Visité la ciudad española de Córdoba hace algunos días y me encontré con una historia que recibí como un tesoro; me fue revelada una antigua costumbre de los romanos que, por lo sencilla y hermosa, se me metió por dentro.
Estuve en un restaurante de la Judería y entré a conocer la bodega de los vinos, exquisitamente decorada con tesoros remotos que me permitieron viajar en el tiempo.

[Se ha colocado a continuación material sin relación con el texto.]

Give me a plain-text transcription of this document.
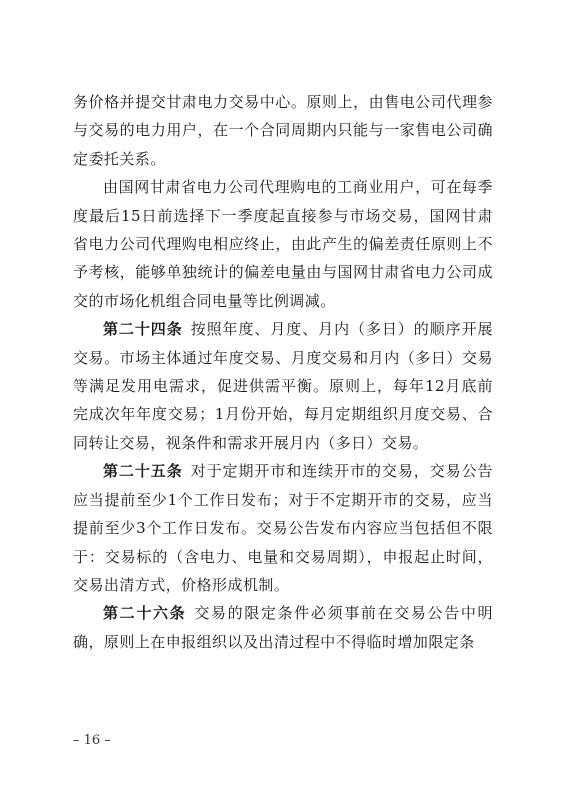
务价格并提交甘肃电力交易中心。原则上，由售电公司代理参与交易的电力用户，在一个合同周期内只能与一家售电公司确定委托关系。

由国网甘肃省电力公司代理购电的工商业用户，可在每季度最后15日前选择下一季度起直接参与市场交易，国网甘肃省电力公司代理购电相应终止，由此产生的偏差责任原则上不予考核，能够单独统计的偏差电量由与国网甘肃省电力公司成交的市场化机组合同电量等比例调减。

第二十四条 按照年度、月度、月内（多日）的顺序开展交易。市场主体通过年度交易、月度交易和月内（多日）交易等满足发用电需求，促进供需平衡。原则上，每年12月底前完成次年年度交易；1月份开始，每月定期组织月度交易、合同转让交易，视条件和需求开展月内（多日）交易。

第二十五条 对于定期开市和连续开市的交易，交易公告应当提前至少1个工作日发布；对于不定期开市的交易，应当提前至少3个工作日发布。交易公告发布内容应当包括但不限于：交易标的（含电力、电量和交易周期），申报起止时间，交易出清方式，价格形成机制。

第二十六条 交易的限定条件必须事前在交易公告中明确，原则上在申报组织以及出清过程中不得临时增加限定条

– 16 –
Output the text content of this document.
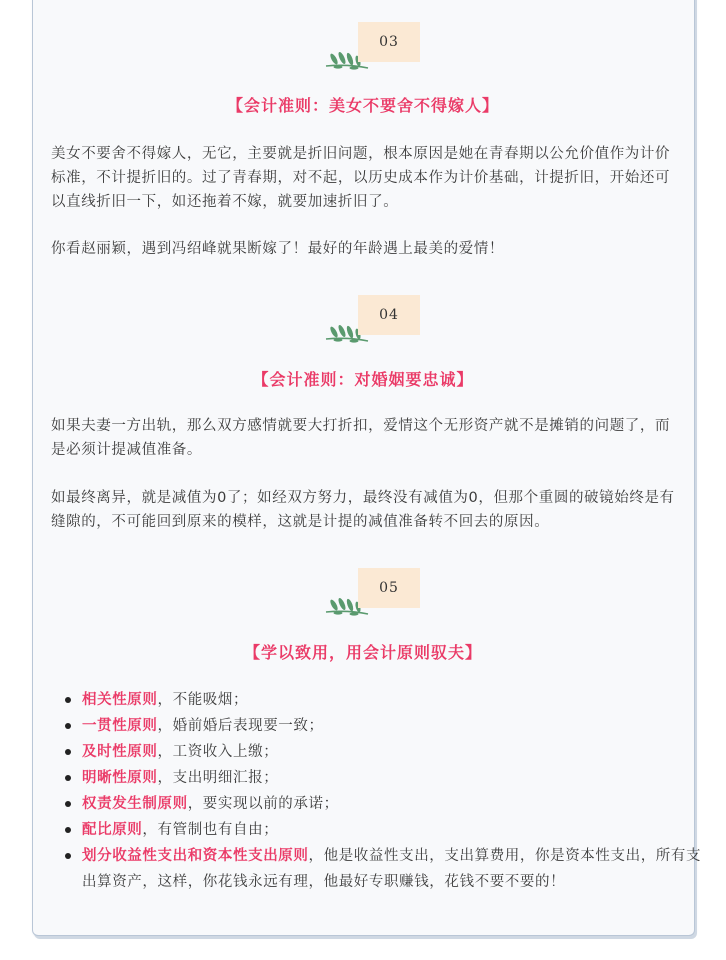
03
【会计准则：美女不要舍不得嫁人】

美女不要舍不得嫁人，无它，主要就是折旧问题，根本原因是她在青春期以公允价值作为计价标准，不计提折旧的。过了青春期，对不起，以历史成本作为计价基础，计提折旧，开始还可以直线折旧一下，如还拖着不嫁，就要加速折旧了。

你看赵丽颖，遇到冯绍峰就果断嫁了！最好的年龄遇上最美的爱情！

04
【会计准则：对婚姻要忠诚】

如果夫妻一方出轨，那么双方感情就要大打折扣，爱情这个无形资产就不是摊销的问题了，而是必须计提减值准备。

如最终离异，就是减值为0了；如经双方努力，最终没有减值为0，但那个重圆的破镜始终是有缝隙的，不可能回到原来的模样，这就是计提的减值准备转不回去的原因。

05
【学以致用，用会计原则驭夫】
相关性原则，不能吸烟；
一贯性原则，婚前婚后表现要一致；
及时性原则，工资收入上缴；
明晰性原则，支出明细汇报；
权责发生制原则，要实现以前的承诺；
配比原则，有管制也有自由；
划分收益性支出和资本性支出原则，他是收益性支出，支出算费用，你是资本性支出，所有支出算资产，这样，你花钱永远有理，他最好专职赚钱，花钱不要不要的！
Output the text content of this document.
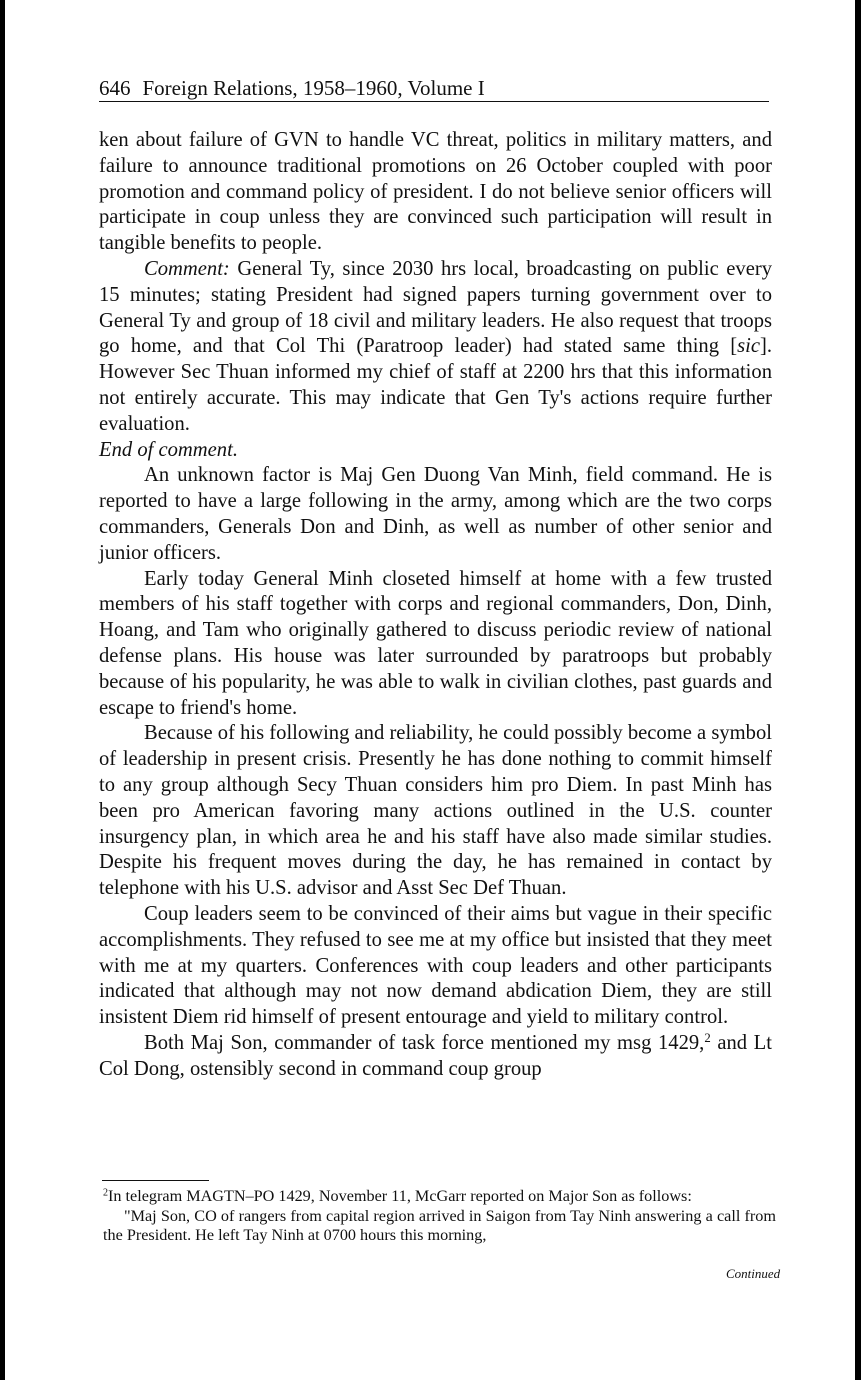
646 Foreign Relations, 1958–1960, Volume I

ken about failure of GVN to handle VC threat, politics in military matters, and failure to announce traditional promotions on 26 October coupled with poor promotion and command policy of president. I do not believe senior officers will participate in coup unless they are convinced such participation will result in tangible benefits to people.

Comment: General Ty, since 2030 hrs local, broadcasting on public every 15 minutes; stating President had signed papers turning government over to General Ty and group of 18 civil and military leaders. He also request that troops go home, and that Col Thi (Paratroop leader) had stated same thing [sic]. However Sec Thuan informed my chief of staff at 2200 hrs that this information not entirely accurate. This may indicate that Gen Ty's actions require further evaluation.

End of comment.

An unknown factor is Maj Gen Duong Van Minh, field command. He is reported to have a large following in the army, among which are the two corps commanders, Generals Don and Dinh, as well as number of other senior and junior officers.

Early today General Minh closeted himself at home with a few trusted members of his staff together with corps and regional commanders, Don, Dinh, Hoang, and Tam who originally gathered to discuss periodic review of national defense plans. His house was later surrounded by paratroops but probably because of his popularity, he was able to walk in civilian clothes, past guards and escape to friend's home.

Because of his following and reliability, he could possibly become a symbol of leadership in present crisis. Presently he has done nothing to commit himself to any group although Secy Thuan considers him pro Diem. In past Minh has been pro American favoring many actions outlined in the U.S. counter insurgency plan, in which area he and his staff have also made similar studies. Despite his frequent moves during the day, he has remained in contact by telephone with his U.S. advisor and Asst Sec Def Thuan.

Coup leaders seem to be convinced of their aims but vague in their specific accomplishments. They refused to see me at my office but insisted that they meet with me at my quarters. Conferences with coup leaders and other participants indicated that although may not now demand abdication Diem, they are still insistent Diem rid himself of present entourage and yield to military control.

Both Maj Son, commander of task force mentioned my msg 1429,$^2$ and Lt Col Dong, ostensibly second in command coup group

$^2$In telegram MAGTN–PO 1429, November 11, McGarr reported on Major Son as follows:

"Maj Son, CO of rangers from capital region arrived in Saigon from Tay Ninh answering a call from the President. He left Tay Ninh at 0700 hours this morning,

Continued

Su dueño, un señor que, según adivino, tenía unos setenta años, y que montó el restaurante hace cuarenta, me explicó lo que eran unas figuritas extraordinariamente bien conservadas que, en todo caso, expuestas detrás de un vidrio en una vitrina, revelaban el paso de los siglos
– Estos son lagrimales – dijo él.
– ¿Lagrimales? – le pregunté.
Aunque mi intento de descripción sea demasiado injusto con la realidad y les quite todo su encanto -creo que la historia del cómo se usaban se los devolverá de todas maneras- podría decir que se trataba de una especie de tubitos hechos de piedra o cerámica -creo- del ancho y largo del dedo anular, que terminaban en una parte un poco más ancha, como si fueran embudos.
Según me explicó, los lagrimales eran usados por los romanos que perdían a un ser muy cercano, como la esposa o la madre, para llorar en ellos, guardar sus lágrimas y luego enterrarlas con el muerto amado.
Ese es el ser humano en el que yo creo; el que extraño todos los días de mi vida.